Police set up a special task force in 2012 to look into the disappearances of men in the Gay Village area shortly after Kinsman went missing. Mr McArthur was arrested six months later.

Forensic experts found the remains of at least six men inside large plant pots found at a home Mr McArthur used to store things for his landscaping business.

Believing there are other victims, investigators have also checked at least 30 other places he is known to have worked, including in some of Toronto's wealthiest neighbourhoods.

Police arrested the 66-year-old last month and charged with murdering Kinsman and Selim Esen, 44, who were last seen near the gay village last year.

Esen, an immigrant from Turkey, moved to Canada to be with a partner he had met in his homeland.

Their relationship didn't work out and his friend Richard Harrop wrote on Facebook that he was unemployed and struggled with drugs.

Mr McArthur was later charged with the murders of three more men, including Dean Lisowick, a homeless prostitute who struggled with drugs, and Majeed Kayhan, a 58-year-old Afghan immigrant with a family and children. He was reported missing by his son in 2012. Friends said Kayhan had a sexual relationship with Mr McArthur.

The third was Soroush Marmoudi, a 50-year-old immigrant from Iran, was reported missing by his wife in 2015. His remains were found during the search for other alleged victims.
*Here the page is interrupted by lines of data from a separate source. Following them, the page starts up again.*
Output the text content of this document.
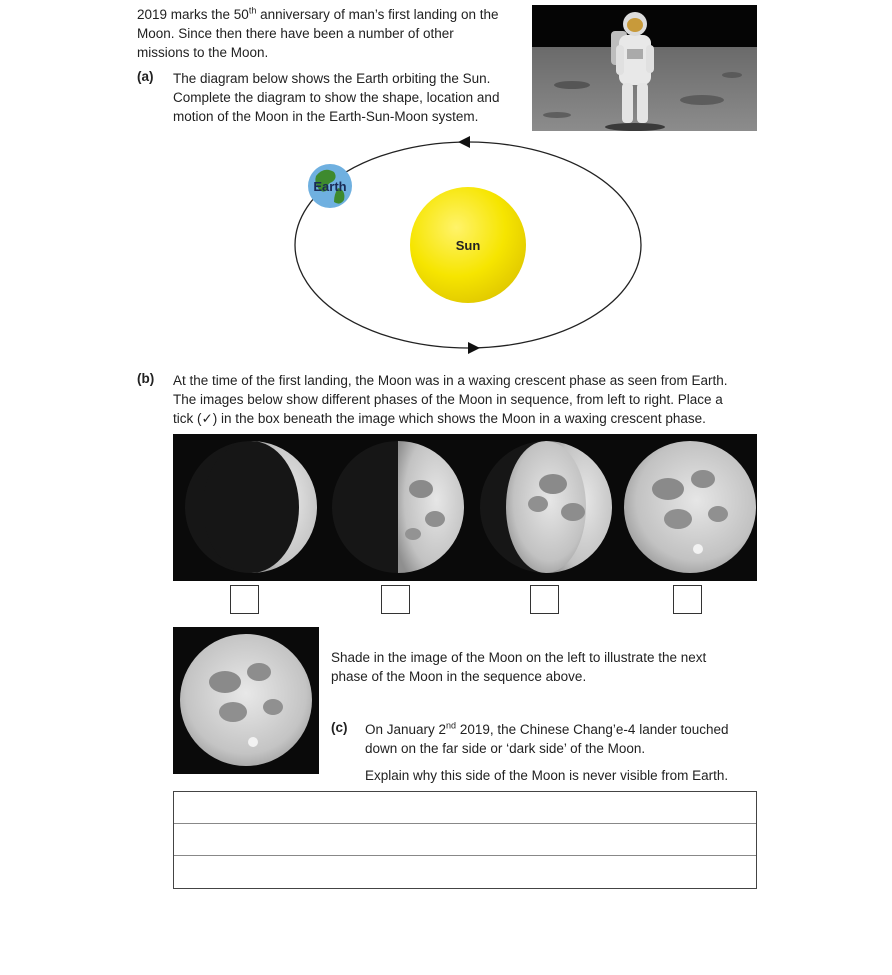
2019 marks the 50th anniversary of man’s first landing on the
Moon. Since then there have been a number of other
missions to the Moon.
(a) The diagram below shows the Earth orbiting the Sun.
Complete the diagram to show the shape, location and
motion of the Moon in the Earth-Sun-Moon system.
Sun
Earth
(b) At the time of the first landing, the Moon was in a waxing crescent phase as seen from Earth.
The images below show different phases of the Moon in sequence, from left to right. Place a
tick (✓) in the box beneath the image which shows the Moon in a waxing crescent phase.
Shade in the image of the Moon on the left to illustrate the next
phase of the Moon in the sequence above.
(c) On January 2nd 2019, the Chinese Chang’e-4 lander touched
down on the far side or ‘dark side’ of the Moon.
Explain why this side of the Moon is never visible from Earth.
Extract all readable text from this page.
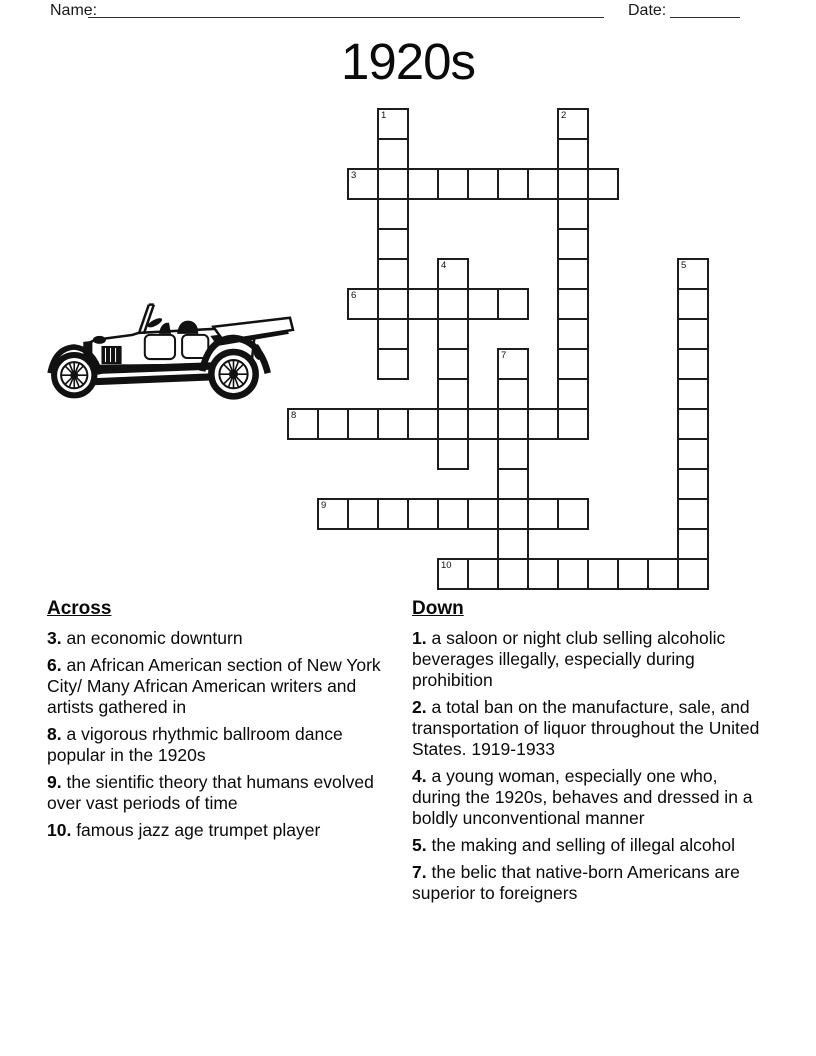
Name:	Date:
1920s
1	2
3
4	5
6
7
8
9
10
Across
3. an economic downturn
6. an African American section of New York City/ Many African American writers and artists gathered in
8. a vigorous rhythmic ballroom dance popular in the 1920s
9. the sientific theory that humans evolved over vast periods of time
10. famous jazz age trumpet player
Down
1. a saloon or night club selling alcoholic beverages illegally, especially during prohibition
2. a total ban on the manufacture, sale, and transportation of liquor throughout the United States. 1919-1933
4. a young woman, especially one who, during the 1920s, behaves and dressed in a boldly unconventional manner
5. the making and selling of illegal alcohol
7. the belic that native-born Americans are superior to foreigners
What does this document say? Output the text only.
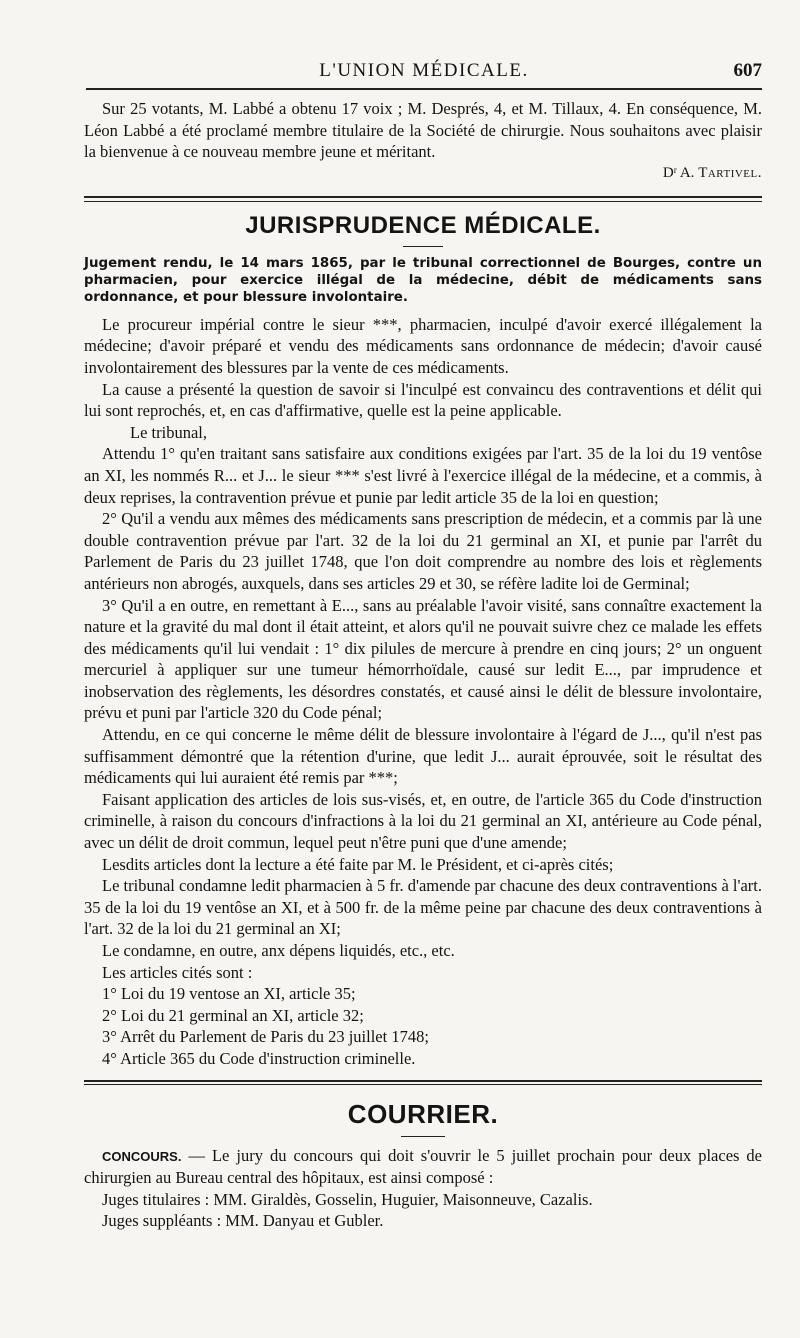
L'UNION MÉDICALE.	607

Sur 25 votants, M. Labbé a obtenu 17 voix ; M. Després, 4, et M. Tillaux, 4. En conséquence, M. Léon Labbé a été proclamé membre titulaire de la Société de chirurgie. Nous souhaitons avec plaisir la bienvenue à ce nouveau membre jeune et méritant.

Dʳ A. Tartivel.
JURISPRUDENCE MÉDICALE.
Jugement rendu, le 14 mars 1865, par le tribunal correctionnel de Bourges, contre un pharmacien, pour exercice illégal de la médecine, débit de médicaments sans ordonnance, et pour blessure involontaire.

Le procureur impérial contre le sieur ***, pharmacien, inculpé d'avoir exercé illégalement la médecine; d'avoir préparé et vendu des médicaments sans ordonnance de médecin; d'avoir causé involontairement des blessures par la vente de ces médicaments.

La cause a présenté la question de savoir si l'inculpé est convaincu des contraventions et délit qui lui sont reprochés, et, en cas d'affirmative, quelle est la peine applicable.

Le tribunal,

Attendu 1° qu'en traitant sans satisfaire aux conditions exigées par l'art. 35 de la loi du 19 ventôse an XI, les nommés R... et J... le sieur *** s'est livré à l'exercice illégal de la médecine, et a commis, à deux reprises, la contravention prévue et punie par ledit article 35 de la loi en question;

2° Qu'il a vendu aux mêmes des médicaments sans prescription de médecin, et a commis par là une double contravention prévue par l'art. 32 de la loi du 21 germinal an XI, et punie par l'arrêt du Parlement de Paris du 23 juillet 1748, que l'on doit comprendre au nombre des lois et règlements antérieurs non abrogés, auxquels, dans ses articles 29 et 30, se réfère ladite loi de Germinal;

3° Qu'il a en outre, en remettant à E..., sans au préalable l'avoir visité, sans connaître exactement la nature et la gravité du mal dont il était atteint, et alors qu'il ne pouvait suivre chez ce malade les effets des médicaments qu'il lui vendait : 1° dix pilules de mercure à prendre en cinq jours; 2° un onguent mercuriel à appliquer sur une tumeur hémorrhoïdale, causé sur ledit E..., par imprudence et inobservation des règlements, les désordres constatés, et causé ainsi le délit de blessure involontaire, prévu et puni par l'article 320 du Code pénal;

Attendu, en ce qui concerne le même délit de blessure involontaire à l'égard de J..., qu'il n'est pas suffisamment démontré que la rétention d'urine, que ledit J... aurait éprouvée, soit le résultat des médicaments qui lui auraient été remis par ***;

Faisant application des articles de lois sus-visés, et, en outre, de l'article 365 du Code d'instruction criminelle, à raison du concours d'infractions à la loi du 21 germinal an XI, antérieure au Code pénal, avec un délit de droit commun, lequel peut n'être puni que d'une amende;

Lesdits articles dont la lecture a été faite par M. le Président, et ci-après cités;

Le tribunal condamne ledit pharmacien à 5 fr. d'amende par chacune des deux contraventions à l'art. 35 de la loi du 19 ventôse an XI, et à 500 fr. de la même peine par chacune des deux contraventions à l'art. 32 de la loi du 21 germinal an XI;

Le condamne, en outre, anx dépens liquidés, etc., etc.

Les articles cités sont :

1° Loi du 19 ventose an XI, article 35;

2° Loi du 21 germinal an XI, article 32;

3° Arrêt du Parlement de Paris du 23 juillet 1748;

4° Article 365 du Code d'instruction criminelle.

COURRIER.

CONCOURS. — Le jury du concours qui doit s'ouvrir le 5 juillet prochain pour deux places de chirurgien au Bureau central des hôpitaux, est ainsi composé :

Juges titulaires : MM. Giraldès, Gosselin, Huguier, Maisonneuve, Cazalis.

Juges suppléants : MM. Danyau et Gubler.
Police last week announced Mr McArthur had also been charged with the murder of Skandaraj Navaratnam, a refugee from Sri Lanka. Mr McArthur was said to have employed and had a sexual relationship with Mr Navaratnam, who was last seen in 2010 leaving a gay bar. His Facebook profile showed he was friends with Navaratnam.

Lisowick, who was in his mid-40s, had not been reported missing when police announced he had been killed.

“He was pretty much a loner most of the time,” said Jeff Tunney, a friend who rented the common area of his apartment to Lisowick for two months. “He really didn't know too many people.”

The task force also investigated the disappearance in 2010 of Abdulbasir Faizi, an Afghan who immigrated to Canada from Iran and frequented gay bars. A relative said Faizi hid the fact that he was gay from his family.

“Police were so convinced that he just decided to leave and start another life. It made the family pretty convinced that that was the case as well,” said a relative. “Nobody really looked for him.”

Kinsman, on the other hand, had search parties and scores of friends looking for him when he went missing in late June. A former bartender, he was a long-term volunteer at the Toronto People with AIDS Foundation. Friends and family suspected he was dead when they gained access to his apartment two days after he went missing.

“He would never leave his cat. He would never shirk his duties. He didn't take the garbage out on Wednesday so I knew at that point,” his sister, Patricia Kinsman, said.

Police said Kinsman had a sexual relationship with Mr McArthur.

Todd Healey, a former roommate and colleague said: “It baffles me to think that Bruce could think he could get away with it. If Bruce is predominantly attacking marginalised people, then Andrew is obviously a mistake or he is tripping up because he wants to get caught.”

Mr McArthur is due back in court later this week.

Mr Vijayanathan says police didn't get anywhere in their investigations until Mr Kinsman, a prominent white man in the community, went missing. “Until that point, all the South Asian men that went missing kind of fell by the wayside and nobody paid attention until something happened in the white community,” he said.